Entire families have been left with the trauma of their loved-ones’ life being taken away at the hands of police, said some San Jose community members during a Friday vigil.
More than 30 people gathered at San Jose City Hall to remember the lives of five men who were killed by San Jose police and other local law enforcement officers between 2004 to 2017.
Warm candlelight illuminated banners decorated with the faces of Phillip Watkins; Antonio Guzman Lopez; Rudy Cardenas; Jacob Dominguez and Jesus Geney-Montes.
The banners surrounded a mural with the names of 50 people who’ve died at the hands of local police officers over the last 20 years.
The event was organized by the families of Watkins, Lopez and Cardenas as well as Silicon Valley De-Bug, a San Jose nonprofit that advocates for social justice.
Laurie Valdez, the partner of Lopez who was killed by San Jose State police in 2014, said none of the families ever imagined going through the situation they are in.
“The life we’ve been forced to live is not fair,” Valdez said during the vigil. “It’s an everyday struggle to try and find the happiness that was [there] once before.”
Corina Griswold and Regina Cardenas, two of Cardenas’ daughters, remembered their father during the vigil.
Cardenas was shot and killed in 2004 after being mistaken as someone else by a San Jose narcotics officer.
“He was a very giving person,” Griswold said. “If you said ‘Those are some cool shoes,’ he’d be like, ‘You want them?’ He would give you anything he had.”
Sharon Watkins, a software specialist at SJSU and mother of Philip Watkins, who was killed by police in 2015, said she misses her son and described him as kindhearted and generous.
“If you don’t walk away with anything else tonight, walk away with this,” Watkins said at the vigil. “When you look at those faces, it’s more than just the people, these are entire families and each one has another hundred people that were affected.”
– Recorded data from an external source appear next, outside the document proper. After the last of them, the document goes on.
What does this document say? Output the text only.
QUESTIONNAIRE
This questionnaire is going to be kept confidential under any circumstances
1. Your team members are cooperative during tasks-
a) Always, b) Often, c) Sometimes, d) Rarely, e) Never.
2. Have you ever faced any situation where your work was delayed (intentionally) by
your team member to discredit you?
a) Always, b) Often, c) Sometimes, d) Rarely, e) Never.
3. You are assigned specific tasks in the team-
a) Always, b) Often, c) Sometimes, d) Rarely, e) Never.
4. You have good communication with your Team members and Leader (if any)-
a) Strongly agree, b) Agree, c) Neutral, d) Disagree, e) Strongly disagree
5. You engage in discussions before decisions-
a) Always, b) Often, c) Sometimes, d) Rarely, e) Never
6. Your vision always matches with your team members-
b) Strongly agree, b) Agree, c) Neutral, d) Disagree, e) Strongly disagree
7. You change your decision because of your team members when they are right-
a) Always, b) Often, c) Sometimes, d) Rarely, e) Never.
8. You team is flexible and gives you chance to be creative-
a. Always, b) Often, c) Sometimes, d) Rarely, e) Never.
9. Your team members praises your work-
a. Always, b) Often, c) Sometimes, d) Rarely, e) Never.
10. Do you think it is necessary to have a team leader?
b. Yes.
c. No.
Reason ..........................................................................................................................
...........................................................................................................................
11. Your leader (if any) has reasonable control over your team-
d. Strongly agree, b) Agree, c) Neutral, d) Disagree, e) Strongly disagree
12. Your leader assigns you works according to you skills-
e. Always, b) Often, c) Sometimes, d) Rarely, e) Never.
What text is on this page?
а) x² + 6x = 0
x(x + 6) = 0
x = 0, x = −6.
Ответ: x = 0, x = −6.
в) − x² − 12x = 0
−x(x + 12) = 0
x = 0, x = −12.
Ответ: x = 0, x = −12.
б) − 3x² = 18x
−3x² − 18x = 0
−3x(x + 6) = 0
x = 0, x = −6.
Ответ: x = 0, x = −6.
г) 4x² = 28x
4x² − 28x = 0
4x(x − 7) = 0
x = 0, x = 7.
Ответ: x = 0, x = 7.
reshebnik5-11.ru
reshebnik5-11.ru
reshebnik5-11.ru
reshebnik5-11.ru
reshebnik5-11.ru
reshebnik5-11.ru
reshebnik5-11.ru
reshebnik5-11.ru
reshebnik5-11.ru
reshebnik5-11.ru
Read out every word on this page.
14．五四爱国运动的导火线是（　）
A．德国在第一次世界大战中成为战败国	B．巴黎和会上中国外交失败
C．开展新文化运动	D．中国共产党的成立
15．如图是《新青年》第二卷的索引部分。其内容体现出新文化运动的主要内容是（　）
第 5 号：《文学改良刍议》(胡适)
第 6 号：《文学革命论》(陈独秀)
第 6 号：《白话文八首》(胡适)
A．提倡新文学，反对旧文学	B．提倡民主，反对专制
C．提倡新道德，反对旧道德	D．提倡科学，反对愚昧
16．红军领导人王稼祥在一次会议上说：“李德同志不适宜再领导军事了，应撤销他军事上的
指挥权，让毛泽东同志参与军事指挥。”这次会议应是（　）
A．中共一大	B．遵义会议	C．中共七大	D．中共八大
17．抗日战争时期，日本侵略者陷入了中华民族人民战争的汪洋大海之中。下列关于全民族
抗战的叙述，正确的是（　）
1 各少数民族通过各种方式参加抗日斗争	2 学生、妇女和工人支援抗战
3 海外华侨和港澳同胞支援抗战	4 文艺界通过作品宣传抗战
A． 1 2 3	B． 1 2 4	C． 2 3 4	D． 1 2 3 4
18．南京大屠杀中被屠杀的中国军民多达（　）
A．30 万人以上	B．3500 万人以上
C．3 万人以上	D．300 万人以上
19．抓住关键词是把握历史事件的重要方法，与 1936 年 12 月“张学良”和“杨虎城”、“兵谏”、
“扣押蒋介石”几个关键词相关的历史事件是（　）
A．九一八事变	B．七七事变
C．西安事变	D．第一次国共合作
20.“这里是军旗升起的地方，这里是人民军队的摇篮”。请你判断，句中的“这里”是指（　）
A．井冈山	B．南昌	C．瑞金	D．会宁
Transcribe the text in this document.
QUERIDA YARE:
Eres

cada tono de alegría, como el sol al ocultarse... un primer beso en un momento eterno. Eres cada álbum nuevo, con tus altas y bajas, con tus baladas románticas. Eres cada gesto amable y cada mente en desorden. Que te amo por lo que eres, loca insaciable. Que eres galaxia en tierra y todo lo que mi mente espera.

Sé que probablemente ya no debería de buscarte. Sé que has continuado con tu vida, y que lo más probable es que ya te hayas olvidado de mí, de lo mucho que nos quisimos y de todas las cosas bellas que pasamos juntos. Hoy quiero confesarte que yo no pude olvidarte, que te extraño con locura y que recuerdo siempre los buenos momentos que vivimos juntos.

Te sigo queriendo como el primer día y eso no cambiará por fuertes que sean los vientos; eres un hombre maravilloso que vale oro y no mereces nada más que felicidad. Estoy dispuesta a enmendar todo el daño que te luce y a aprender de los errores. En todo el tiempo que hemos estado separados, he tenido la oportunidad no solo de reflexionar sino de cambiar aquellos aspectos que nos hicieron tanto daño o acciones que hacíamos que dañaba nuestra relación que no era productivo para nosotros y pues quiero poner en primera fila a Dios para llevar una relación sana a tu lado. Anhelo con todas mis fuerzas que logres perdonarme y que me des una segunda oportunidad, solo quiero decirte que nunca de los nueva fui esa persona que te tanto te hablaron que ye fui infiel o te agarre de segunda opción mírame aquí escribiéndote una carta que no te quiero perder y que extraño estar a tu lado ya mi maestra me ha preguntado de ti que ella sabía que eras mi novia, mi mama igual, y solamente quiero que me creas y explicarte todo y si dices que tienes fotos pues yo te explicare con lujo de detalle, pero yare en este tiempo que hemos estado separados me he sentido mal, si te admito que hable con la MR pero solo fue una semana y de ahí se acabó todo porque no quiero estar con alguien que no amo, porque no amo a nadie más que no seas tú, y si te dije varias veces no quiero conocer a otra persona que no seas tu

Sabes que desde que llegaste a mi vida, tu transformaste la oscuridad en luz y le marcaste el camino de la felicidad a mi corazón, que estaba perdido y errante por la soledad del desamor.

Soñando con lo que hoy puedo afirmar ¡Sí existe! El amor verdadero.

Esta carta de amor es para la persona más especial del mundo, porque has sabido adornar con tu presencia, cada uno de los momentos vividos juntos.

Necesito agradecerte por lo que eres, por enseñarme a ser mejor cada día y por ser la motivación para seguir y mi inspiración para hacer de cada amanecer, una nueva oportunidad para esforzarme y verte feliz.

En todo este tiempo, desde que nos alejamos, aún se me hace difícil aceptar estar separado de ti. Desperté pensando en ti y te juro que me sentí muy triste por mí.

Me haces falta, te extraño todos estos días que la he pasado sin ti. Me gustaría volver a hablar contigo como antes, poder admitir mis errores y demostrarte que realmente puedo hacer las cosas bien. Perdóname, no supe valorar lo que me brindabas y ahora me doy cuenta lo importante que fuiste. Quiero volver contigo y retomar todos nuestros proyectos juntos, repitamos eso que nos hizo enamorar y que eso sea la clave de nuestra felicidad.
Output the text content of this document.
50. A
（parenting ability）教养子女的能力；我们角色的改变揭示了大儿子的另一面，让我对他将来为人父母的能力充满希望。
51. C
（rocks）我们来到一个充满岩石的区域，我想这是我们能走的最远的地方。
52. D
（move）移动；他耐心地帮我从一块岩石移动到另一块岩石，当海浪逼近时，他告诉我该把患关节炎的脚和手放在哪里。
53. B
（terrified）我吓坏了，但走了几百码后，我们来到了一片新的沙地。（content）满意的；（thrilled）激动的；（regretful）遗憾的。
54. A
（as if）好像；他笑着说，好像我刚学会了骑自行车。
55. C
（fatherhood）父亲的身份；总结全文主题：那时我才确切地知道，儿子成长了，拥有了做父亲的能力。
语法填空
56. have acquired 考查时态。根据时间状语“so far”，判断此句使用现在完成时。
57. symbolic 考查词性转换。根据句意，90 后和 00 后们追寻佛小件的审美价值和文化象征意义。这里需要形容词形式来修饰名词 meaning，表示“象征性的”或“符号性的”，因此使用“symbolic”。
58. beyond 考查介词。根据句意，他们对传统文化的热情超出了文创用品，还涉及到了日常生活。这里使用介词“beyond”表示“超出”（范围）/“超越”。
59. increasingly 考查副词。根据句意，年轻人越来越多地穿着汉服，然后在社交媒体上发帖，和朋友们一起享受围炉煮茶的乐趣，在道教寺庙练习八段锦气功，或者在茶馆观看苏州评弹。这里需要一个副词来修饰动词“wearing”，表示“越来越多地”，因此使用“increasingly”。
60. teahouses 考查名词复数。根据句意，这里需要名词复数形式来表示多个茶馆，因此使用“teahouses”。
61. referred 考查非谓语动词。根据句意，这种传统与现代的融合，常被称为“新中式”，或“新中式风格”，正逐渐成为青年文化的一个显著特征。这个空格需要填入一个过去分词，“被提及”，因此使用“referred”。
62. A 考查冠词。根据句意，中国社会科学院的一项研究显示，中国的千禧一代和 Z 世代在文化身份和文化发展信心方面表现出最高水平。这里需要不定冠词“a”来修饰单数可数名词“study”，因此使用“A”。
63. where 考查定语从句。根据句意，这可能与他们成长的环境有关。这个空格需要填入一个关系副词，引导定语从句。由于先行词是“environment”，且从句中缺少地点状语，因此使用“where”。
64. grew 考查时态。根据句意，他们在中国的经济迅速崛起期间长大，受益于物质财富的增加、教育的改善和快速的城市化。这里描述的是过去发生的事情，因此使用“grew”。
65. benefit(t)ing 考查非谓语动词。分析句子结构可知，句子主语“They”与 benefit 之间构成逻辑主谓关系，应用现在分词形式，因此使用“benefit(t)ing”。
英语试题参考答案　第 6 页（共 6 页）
There have been 17 people who’ve been shot and killed by California police this year.
Almost 900 lives have been taken by police statewide since 2015, according to the Washington Post’s Fatal Force database.
“People need to remember that these things happen in our communities,” said Brian Larson, an attendee and member of Showing Up for Racial Justice, a group that “moves white people to act as part of a multiracial majority for justice with passion and accountability,” according to the group’s website.
Valdez said the countrywide outrage from the deaths of George Floyd and Breonna Taylor left some families feeling alone because San Jose communities didn’t come together and protest for their loved ones with the same force they did for deaths that went viral.
“Everyone needs to be conscientious of their selective rage,” Valdez said during the vigil “If you’re gonna come out here and protest, don’t let it be a fad.”
Even though the vigil was created to remember the lives that were taken by law enforcement, organizers raised awareness about past successes and a bill that could reduce police-related killings.
According to the website of Assemblymember Sydney Kamlager of district 54, Assembly Bill 118 would “…establish a pilot program enlisting community-based organizations to serve as first responders to emergency situations, rather than law enforcement personnel.”
Raj Jayadev, a coordinator for Silicon Valley De-Bug who’s been working with the families for years, said they’re using their tragedies to educate others.
“[The families] are using their energy and translating it to knowledge,” Jayadev said.